Oncoprotein immunoreactivity in human pituitary tumours

Abstract

Objective and design: The immediate early gene locus AP-1, incorporating the cellular oncogenes c-fos and c-jun (and their oncoprotein products Fos and Jun respectively) play a key role in regulating cell growth and differentiation. The myc-gene is also known to promote cell growth. In order to investigate the possible role of these oncogenes in human pituitary adenomas, Fos, Jun and Myc oncoprotein immunoreactivities were assessed in surgically resected pituitary adenomas in relation to in-vivo characteristics (hormone secretion, size and invasiveness) and an in-vitro index of cell proliferation (Ki-67 immunoreactivity). Thirty-three human pituitary adenomas and 16 normal pituitary glands were examined.

Measurements: Oncoprotein immunoreactivity was recorded as present (+) or absent (-), and Ki-67 labelling indices were scored quantitatively. Tumour size was scored from CT scan appearances and radiographic evidence of bone erosion was noted.

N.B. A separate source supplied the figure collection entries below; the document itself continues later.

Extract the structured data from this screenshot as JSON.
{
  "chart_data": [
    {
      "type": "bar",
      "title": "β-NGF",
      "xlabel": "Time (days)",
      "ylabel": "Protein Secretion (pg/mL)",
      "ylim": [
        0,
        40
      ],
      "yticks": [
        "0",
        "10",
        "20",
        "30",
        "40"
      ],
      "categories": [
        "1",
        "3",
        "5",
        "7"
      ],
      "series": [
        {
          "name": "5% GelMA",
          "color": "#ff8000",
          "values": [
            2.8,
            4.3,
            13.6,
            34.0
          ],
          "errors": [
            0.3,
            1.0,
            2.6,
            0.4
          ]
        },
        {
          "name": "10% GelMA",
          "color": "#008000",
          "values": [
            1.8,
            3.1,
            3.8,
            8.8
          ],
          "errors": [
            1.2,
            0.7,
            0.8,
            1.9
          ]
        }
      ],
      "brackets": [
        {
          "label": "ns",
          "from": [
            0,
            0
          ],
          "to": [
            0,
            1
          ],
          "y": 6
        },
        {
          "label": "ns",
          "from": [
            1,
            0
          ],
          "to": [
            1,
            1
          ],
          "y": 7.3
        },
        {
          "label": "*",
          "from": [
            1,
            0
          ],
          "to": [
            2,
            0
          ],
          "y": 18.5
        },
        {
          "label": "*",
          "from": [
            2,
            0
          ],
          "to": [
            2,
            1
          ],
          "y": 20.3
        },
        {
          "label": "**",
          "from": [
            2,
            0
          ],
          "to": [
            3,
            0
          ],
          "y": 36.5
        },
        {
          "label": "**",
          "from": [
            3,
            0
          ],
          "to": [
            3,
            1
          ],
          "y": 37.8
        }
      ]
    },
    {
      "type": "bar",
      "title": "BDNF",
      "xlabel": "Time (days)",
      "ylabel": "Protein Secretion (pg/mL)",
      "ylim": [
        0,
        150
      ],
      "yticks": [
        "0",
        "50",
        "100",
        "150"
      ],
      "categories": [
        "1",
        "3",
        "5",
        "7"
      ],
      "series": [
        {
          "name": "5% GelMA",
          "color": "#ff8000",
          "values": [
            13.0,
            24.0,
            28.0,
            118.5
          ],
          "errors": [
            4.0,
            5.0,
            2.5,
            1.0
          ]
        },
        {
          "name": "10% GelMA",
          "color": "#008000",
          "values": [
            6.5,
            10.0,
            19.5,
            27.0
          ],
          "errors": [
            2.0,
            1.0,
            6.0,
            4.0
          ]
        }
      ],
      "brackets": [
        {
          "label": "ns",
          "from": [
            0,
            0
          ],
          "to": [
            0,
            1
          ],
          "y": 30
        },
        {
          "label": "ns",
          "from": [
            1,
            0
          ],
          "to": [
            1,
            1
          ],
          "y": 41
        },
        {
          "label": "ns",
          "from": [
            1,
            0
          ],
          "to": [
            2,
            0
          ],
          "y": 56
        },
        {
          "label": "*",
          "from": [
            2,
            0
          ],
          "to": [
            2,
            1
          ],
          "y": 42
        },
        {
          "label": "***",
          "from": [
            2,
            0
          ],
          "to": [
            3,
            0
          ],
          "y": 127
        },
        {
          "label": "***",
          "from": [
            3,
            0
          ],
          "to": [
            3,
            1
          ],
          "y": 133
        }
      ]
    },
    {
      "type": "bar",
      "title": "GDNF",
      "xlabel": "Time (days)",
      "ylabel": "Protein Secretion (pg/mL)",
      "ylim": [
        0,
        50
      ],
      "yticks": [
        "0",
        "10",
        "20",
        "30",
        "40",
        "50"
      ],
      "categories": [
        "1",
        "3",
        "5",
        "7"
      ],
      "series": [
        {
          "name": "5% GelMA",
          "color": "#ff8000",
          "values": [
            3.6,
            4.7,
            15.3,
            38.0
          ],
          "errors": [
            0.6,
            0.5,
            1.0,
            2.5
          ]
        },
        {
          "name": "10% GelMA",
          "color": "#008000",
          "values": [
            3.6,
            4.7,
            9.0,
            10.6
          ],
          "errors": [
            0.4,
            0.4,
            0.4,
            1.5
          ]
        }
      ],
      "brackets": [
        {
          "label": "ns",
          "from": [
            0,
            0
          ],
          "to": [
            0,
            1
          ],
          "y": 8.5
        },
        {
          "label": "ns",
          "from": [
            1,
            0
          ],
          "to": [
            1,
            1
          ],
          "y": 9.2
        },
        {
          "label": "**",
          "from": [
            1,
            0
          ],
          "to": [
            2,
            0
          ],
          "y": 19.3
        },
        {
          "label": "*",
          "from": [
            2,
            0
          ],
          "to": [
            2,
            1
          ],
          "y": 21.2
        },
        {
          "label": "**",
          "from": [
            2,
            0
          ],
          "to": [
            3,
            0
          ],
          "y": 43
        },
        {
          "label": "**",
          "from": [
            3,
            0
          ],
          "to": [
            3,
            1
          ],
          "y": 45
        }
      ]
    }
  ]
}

Results: Oncoprotein immunoreactivity was present in a total of 32/33 cases. Myc immunoreactivity was restricted to the only ACTH-secreting tumour in the series (1/33). Ki-67 immunoreactivity was present in 24/32 cases and labelling indices varied from 0.1 to 3.2%.

Conclusions: Oncoprotein immunoreactivity did not correlate with hormonal profile, bone erosion or the size of the proliferating compartment estimated by Ki-67 labelling indices. Although oncoprotein expression is common in human pituitary adenomas, its significance remains to be elucidated.